The individually specific whistle that each dolphin generates before its first birthday "for them functions like a name," says Jason Bruck, who studies animal behavior at the Institute for Mind and Biology at the University of Chicago.
Bruck says that if a dolphin wants to announce itself to other dolphins, it will let out its signature whistle. And dolphins that are acquainted with each other learn the other's whistle, just like we learn the names of other people in our lives.
The whistles sound like this:
Bruck wanted to see if one dolphin could recognize the whistle of a former friend, long after they'd last been in touch.
To do that, he used dolphins housed in research facilities across the U.S. These dolphins get moved around a lot, but when they're in one place, they make friends with their tank mates.
Bruck collected the whistles of dolphins in different facilities and played them to other dolphins that they were once familiar with. To his surprise, dolphins did recognize the call of a long-lost friend, even if they hadn't seen that friend for years.
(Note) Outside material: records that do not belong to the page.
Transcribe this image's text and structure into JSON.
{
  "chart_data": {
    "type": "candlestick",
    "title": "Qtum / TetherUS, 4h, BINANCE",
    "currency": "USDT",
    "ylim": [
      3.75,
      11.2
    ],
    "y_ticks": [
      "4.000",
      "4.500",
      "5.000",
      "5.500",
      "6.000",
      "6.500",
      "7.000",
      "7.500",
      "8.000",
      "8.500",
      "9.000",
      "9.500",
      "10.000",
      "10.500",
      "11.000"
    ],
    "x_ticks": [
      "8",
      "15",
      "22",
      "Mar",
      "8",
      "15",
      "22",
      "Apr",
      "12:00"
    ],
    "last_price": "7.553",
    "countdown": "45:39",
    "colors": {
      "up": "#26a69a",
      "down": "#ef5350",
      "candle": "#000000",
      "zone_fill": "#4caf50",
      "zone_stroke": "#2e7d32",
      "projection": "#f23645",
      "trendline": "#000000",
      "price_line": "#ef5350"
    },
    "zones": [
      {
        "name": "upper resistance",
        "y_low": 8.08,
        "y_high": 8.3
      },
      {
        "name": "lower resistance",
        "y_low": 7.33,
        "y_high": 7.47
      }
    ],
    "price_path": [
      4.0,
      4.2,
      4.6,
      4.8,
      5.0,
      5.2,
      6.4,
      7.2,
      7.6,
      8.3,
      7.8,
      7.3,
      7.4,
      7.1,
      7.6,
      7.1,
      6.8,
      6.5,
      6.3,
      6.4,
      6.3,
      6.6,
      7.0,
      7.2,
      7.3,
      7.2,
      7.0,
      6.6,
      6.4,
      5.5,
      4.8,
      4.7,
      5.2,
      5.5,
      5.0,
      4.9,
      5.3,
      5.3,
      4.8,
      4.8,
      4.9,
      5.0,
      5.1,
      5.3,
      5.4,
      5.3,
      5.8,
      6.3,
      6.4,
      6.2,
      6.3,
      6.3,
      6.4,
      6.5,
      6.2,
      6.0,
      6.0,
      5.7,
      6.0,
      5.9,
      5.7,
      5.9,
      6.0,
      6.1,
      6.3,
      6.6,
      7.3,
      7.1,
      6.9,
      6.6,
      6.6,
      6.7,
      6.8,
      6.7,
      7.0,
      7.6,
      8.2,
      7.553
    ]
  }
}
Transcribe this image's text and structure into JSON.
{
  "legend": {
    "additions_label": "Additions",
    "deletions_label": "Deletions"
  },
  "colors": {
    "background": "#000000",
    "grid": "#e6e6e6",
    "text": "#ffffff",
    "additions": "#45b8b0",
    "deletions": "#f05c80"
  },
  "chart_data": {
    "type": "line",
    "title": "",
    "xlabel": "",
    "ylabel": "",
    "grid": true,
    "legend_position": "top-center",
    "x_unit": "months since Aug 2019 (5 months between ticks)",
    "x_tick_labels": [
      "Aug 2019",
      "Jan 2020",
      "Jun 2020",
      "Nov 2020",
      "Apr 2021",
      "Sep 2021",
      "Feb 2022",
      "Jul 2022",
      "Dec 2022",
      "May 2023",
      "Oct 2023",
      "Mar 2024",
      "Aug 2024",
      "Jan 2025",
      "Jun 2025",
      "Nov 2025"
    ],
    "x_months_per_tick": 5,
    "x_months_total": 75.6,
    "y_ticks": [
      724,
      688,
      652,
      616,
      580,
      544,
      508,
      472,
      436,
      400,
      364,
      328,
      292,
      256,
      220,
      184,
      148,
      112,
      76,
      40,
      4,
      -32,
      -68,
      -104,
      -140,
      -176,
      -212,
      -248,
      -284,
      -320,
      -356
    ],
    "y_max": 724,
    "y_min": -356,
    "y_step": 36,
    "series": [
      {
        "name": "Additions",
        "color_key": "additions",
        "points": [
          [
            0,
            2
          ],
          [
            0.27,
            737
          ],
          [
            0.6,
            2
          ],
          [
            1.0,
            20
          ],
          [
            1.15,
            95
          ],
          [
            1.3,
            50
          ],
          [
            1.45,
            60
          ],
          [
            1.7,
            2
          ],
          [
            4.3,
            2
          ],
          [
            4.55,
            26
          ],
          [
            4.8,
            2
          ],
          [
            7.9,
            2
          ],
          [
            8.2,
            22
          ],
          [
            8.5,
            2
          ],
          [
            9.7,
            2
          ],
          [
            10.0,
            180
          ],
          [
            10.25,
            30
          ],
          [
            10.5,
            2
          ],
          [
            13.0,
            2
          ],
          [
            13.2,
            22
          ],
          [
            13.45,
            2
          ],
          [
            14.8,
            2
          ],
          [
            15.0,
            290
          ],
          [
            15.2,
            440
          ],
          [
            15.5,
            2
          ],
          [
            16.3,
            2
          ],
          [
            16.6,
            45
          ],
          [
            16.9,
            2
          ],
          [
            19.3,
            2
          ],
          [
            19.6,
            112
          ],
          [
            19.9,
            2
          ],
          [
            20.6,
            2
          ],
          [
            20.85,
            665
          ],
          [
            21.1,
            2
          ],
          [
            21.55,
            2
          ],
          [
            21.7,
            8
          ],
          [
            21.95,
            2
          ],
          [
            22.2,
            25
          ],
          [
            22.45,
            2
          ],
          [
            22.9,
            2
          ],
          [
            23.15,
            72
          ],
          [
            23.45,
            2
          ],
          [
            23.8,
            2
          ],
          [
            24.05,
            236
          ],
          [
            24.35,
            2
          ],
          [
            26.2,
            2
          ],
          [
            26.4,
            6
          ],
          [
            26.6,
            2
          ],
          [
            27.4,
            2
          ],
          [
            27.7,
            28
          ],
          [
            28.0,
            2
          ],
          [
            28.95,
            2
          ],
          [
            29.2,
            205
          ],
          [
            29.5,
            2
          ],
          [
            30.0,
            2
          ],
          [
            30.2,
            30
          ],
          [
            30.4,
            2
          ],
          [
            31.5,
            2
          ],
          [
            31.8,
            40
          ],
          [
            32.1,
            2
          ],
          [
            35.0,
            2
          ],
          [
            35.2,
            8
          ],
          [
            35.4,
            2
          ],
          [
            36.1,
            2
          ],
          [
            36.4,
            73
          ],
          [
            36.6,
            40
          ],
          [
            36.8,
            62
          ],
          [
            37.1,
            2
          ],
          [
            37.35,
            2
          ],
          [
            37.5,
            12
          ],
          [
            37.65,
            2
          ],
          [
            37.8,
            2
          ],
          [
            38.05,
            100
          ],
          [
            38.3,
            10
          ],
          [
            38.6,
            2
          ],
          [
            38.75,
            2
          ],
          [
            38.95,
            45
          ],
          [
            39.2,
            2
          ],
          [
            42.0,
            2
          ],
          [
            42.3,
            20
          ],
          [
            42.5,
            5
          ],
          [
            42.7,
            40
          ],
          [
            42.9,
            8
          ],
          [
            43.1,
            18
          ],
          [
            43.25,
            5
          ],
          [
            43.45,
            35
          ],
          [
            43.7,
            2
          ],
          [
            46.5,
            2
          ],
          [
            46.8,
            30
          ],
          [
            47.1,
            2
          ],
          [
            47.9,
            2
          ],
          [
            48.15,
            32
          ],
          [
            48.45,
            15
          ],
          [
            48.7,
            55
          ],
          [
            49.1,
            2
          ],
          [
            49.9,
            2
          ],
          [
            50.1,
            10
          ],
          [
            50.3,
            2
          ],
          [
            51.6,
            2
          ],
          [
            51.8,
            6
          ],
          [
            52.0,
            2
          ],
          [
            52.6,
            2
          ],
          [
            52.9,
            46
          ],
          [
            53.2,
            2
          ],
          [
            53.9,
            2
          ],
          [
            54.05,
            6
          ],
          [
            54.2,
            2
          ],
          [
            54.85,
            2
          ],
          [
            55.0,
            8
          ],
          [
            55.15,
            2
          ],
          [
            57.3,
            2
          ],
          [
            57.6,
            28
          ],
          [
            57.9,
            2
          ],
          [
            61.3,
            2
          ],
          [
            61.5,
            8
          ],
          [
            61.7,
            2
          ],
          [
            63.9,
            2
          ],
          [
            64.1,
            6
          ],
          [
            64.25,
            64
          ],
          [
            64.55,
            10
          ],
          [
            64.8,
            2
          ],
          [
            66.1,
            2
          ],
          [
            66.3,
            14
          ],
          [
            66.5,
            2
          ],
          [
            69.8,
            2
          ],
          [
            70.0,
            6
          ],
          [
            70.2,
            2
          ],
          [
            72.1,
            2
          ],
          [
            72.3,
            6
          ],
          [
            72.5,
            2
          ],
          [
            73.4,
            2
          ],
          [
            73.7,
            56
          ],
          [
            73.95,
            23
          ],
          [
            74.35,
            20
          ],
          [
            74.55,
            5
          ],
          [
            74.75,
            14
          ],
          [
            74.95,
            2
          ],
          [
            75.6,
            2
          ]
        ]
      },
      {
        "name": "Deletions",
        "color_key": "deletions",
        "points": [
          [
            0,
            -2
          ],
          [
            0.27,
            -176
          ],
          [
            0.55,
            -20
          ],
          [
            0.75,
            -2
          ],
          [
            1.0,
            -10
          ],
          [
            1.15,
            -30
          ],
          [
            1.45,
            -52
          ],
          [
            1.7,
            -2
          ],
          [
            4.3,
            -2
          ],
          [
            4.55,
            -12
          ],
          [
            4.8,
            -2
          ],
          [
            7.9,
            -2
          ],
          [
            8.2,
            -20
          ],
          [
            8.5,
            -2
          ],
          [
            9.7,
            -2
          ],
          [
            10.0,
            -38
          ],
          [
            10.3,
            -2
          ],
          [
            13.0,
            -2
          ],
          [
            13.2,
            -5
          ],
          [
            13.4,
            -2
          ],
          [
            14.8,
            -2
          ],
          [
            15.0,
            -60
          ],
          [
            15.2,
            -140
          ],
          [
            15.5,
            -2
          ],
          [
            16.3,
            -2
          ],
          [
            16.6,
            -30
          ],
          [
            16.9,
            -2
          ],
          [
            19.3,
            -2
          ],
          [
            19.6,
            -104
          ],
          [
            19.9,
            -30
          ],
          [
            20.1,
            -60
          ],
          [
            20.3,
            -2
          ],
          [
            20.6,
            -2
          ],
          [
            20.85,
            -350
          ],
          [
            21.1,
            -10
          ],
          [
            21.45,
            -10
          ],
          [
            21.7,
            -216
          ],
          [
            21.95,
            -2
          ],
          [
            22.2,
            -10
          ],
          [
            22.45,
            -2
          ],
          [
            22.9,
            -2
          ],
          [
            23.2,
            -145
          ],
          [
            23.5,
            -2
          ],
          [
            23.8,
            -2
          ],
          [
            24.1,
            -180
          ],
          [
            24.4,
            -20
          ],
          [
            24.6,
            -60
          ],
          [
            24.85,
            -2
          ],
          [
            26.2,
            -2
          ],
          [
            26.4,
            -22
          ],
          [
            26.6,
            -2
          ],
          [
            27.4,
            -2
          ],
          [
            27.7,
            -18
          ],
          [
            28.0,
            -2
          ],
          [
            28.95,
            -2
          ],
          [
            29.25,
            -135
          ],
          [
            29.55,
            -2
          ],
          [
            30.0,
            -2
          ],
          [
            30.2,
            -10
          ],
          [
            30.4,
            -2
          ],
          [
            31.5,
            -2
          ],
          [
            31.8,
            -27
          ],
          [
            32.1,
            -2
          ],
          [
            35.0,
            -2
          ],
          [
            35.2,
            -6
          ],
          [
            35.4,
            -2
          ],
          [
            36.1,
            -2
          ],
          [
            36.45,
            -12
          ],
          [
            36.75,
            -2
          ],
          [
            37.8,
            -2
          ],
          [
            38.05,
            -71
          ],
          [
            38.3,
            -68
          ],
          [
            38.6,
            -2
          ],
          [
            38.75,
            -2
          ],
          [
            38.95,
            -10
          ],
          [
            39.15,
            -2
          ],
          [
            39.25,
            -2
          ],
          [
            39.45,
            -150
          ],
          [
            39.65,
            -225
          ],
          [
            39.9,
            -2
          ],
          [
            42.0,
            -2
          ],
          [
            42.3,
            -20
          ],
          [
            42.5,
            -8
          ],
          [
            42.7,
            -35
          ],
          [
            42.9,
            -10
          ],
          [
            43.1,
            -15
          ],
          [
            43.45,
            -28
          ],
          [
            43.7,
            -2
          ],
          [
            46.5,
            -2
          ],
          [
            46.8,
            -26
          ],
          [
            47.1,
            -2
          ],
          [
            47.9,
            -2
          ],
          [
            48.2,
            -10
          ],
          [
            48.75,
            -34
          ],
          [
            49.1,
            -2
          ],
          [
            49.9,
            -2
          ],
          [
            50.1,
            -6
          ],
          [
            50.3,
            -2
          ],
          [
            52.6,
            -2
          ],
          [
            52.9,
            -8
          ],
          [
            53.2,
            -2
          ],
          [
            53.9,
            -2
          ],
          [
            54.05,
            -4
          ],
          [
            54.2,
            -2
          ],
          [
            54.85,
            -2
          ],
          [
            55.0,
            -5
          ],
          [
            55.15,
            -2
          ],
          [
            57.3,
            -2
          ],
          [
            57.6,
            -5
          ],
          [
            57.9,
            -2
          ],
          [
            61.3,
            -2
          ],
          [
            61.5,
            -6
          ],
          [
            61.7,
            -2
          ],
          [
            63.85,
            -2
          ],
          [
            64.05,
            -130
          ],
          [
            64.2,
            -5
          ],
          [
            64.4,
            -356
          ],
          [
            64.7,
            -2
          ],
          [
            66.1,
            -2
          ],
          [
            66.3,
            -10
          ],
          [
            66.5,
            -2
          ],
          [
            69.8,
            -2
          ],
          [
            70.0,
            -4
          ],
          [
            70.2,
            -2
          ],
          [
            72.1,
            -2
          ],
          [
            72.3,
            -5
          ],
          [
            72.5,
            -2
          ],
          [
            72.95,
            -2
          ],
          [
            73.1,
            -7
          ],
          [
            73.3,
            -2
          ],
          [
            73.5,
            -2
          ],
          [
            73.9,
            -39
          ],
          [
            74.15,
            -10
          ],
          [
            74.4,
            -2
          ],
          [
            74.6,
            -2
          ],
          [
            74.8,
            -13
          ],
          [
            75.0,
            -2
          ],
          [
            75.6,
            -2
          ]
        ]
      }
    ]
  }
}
He could tell this because when the dolphins heard a familiar whistle, which was played back from an underwater speaker, they would swim eagerly toward the speaker and hover around to investigate.
"Sometimes they'll whistle back," he says. "Oftentimes when a dolphin hears a signature whistle, they're more likely to give their own signature whistle back."
He says the most striking example was of two dolphins named Bailey and Allie.
"Bailey and Allie were together at a facility in Florida, where Bailey was 2 and Allie was 4," Bruck says. More than 20 years later, Bailey could still recognize Allie's whistle. Bruck says he was humbled by what he saw.
"I looked and said, 'I can't do this, I know I can't do this,' " he says. He published his findings in the latest issue of the British journal Proceedings of the Royal Society B.
Janet Mann, a professor of biology at Georgetown University who has studied dolphin behavior for decades, says the new findings are a big deal.
"It's one of the first studies to show this in a long-lived, socially complex mammal," she says, adding that the findings make sense given the social lives of dolphins.
Each dolphin meets and gets to know hundreds of other dolphins over the course of its life, and like humans, they have strong relationships with families, friends and enemies.
"It's obvious when you're watching dolphins in the wild, when you know them and you know who their associates are, and who they're kind of friends with and not so friends with, that you see how much it means to them — these social bonds — and how important they are in their lives," Mann says.
She says it's possible that other animals with complex social lives, like elephants, chimpanzees, dogs and even parrots, may also have good memories. But scientists haven't yet found a way to test it in those species.